A livello generale, nell’Unione Europea, il 10% degli alimenti immessi nel mercato viene perso o sprecato, con un costo stimato di circa 145 miliardi di euro. “Il 59% è attribuibile al consumo domestico (86 miliardi), con un costo medio di 354 euro per abitante sommando tutte le fasi della filiera“
Con 8,2 milioni di tonnellate di cibo sprecato e perso ogni anno, l’Italia si colloca al terzo posto in Europa, preceduta solo da Germania (10,8 milioni) e Francia (9,5 milioni). Un dato preoccupante che emerge dal focus “Spreco e fame 2025” realizzato dal Centro Studi Divulga in occasione della 12ª Giornata nazionale di prevenzione dello spreco alimentare (5 febbraio).
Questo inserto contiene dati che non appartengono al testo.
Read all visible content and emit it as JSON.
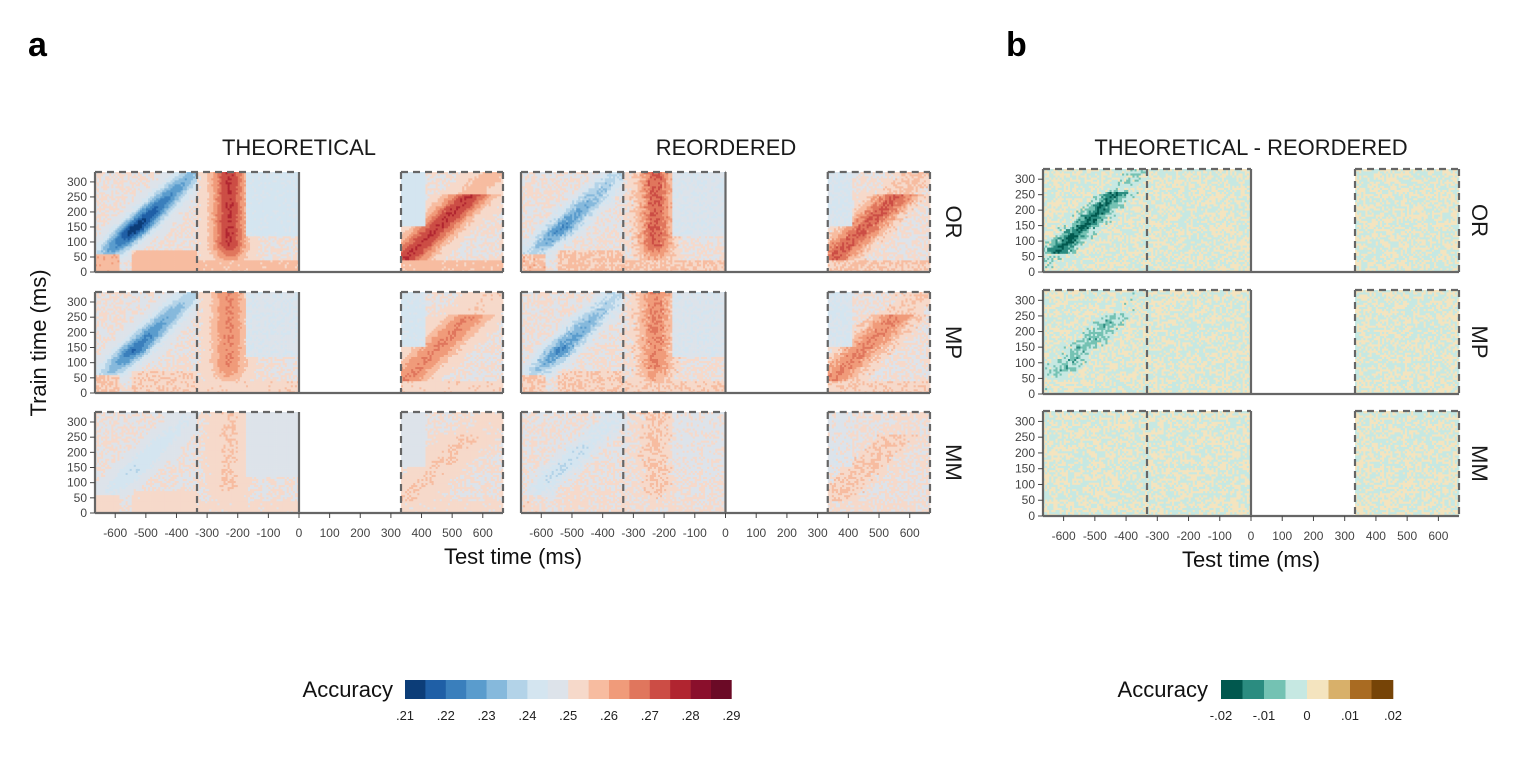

L’analisi, basata su dati Eurostat aggiornati al 2022 e sulle rilevazioni Fao-Ocse (2021-2023) e Fao-Onu, fotografa una situazione allarmante: “Nell’Ue, i primi 3 Paesi rappresentano quasi la metà (47%) degli sprechi alimentari totali“.
Spreco alimentare: i dati
Tuttavia, se si considera lo spreco pro-capite, la classifica cambia radicalmente. A guidare questa particolare graduatoria sono Cipro, con ben 294 kg di cibo sprecato per abitante, seguita da Danimarca (254 kg) e Grecia (193 kg). L’Italia, pur restando al di sotto di questi livelli, registra comunque un valore superiore alla media europea con 139 kg pro-capite, posizionandosi all’11° posto.
A livello globale, secondo le rilevazioni del Centro Studi Divulga su dati Fao-Ocse, sono frutta e verdura a rappresentare il cuore del problema, con percentuali rispettivamente del 20% e del 33% sul totale degli sprechi. Seguono i cereali, che con il 23% si confermano come l’alimento più consumato e allo stesso tempo più disperso. Carne e latticini, pur costituendo solo l’8% dello spreco in termini di volume, hanno un’incidenza economica significativa, arrivando a rappresentare un terzo del valore complessivo del cibo gettato.
Il quadro diventa ancora più critico se si guarda alle previsioni future. “Se non assisteremo a un reale cambio di passo, entro il 2033 i dati su sprechi e perdite alimentari potrebbero peggiorare con una perdita aggiuntiva di cibo quantificabile in 230 milioni di tonnellate in più rispetto al periodo attuale“, avverte il Centro Studi Divulga. Un monito che suona come un campanello d’allarme sulla necessità di politiche più incisive per arginare il fenomeno.
Le conseguenze
Ma lo spreco alimentare non ha solo un impatto etico e ambientale: le conseguenze economiche sono altrettanto rilevanti. “Il cibo sprecato e perso è costato in media a ogni italiano 372 euro per un totale di quasi 22 miliardi”, rileva il Centro Studi Divulga in base alle rilevazioni su dati Eurostat aggiornati al 2022. In base a queste rilevazioni “il 76% delle perdite economiche per lo spreco di cibo, pari a 15,8 miliardi, si genera in famiglia tra le mura domestiche, mentre il restante 24% si suddivide tra commercio e distribuzione (8% pari a 1,7 miliardi), ristorazione (6% pari a 1,3 miliardi), produzione primaria (6% per un ammontare complessivo di 1,1 miliardi) e industria alimentare (5% pari a 965 milioni).”
A livello generale, nell’Unione Europea, il 10% degli alimenti immessi nel mercato viene perso o sprecato, con un costo stimato di circa 145 miliardi di euro. “Il 59% è attribuibile al consumo domestico (86 miliardi), con un costo medio di 354 euro per abitante sommando tutte le fasi della filiera“, spiega il Centro Studi Divulga.
Tra i Paesi europei con le peggiori performance sullo spreco alimentare, in base alla rielaborazione di Divulga su dati Eurostat, figurano Cipro (788€ pro-capite), Danimarca (680€ pro-capite), Grecia (517€ pro-capite), Portogallo (496€ pro-capite) e Norvegia (442€ pro-capite). Al contrario, tra i Paesi più virtuosi si segnalano la Slovenia (190€ pro-capite), la Croazia (193€ pro-capite) e l’Ungheria (255€ pro-capite).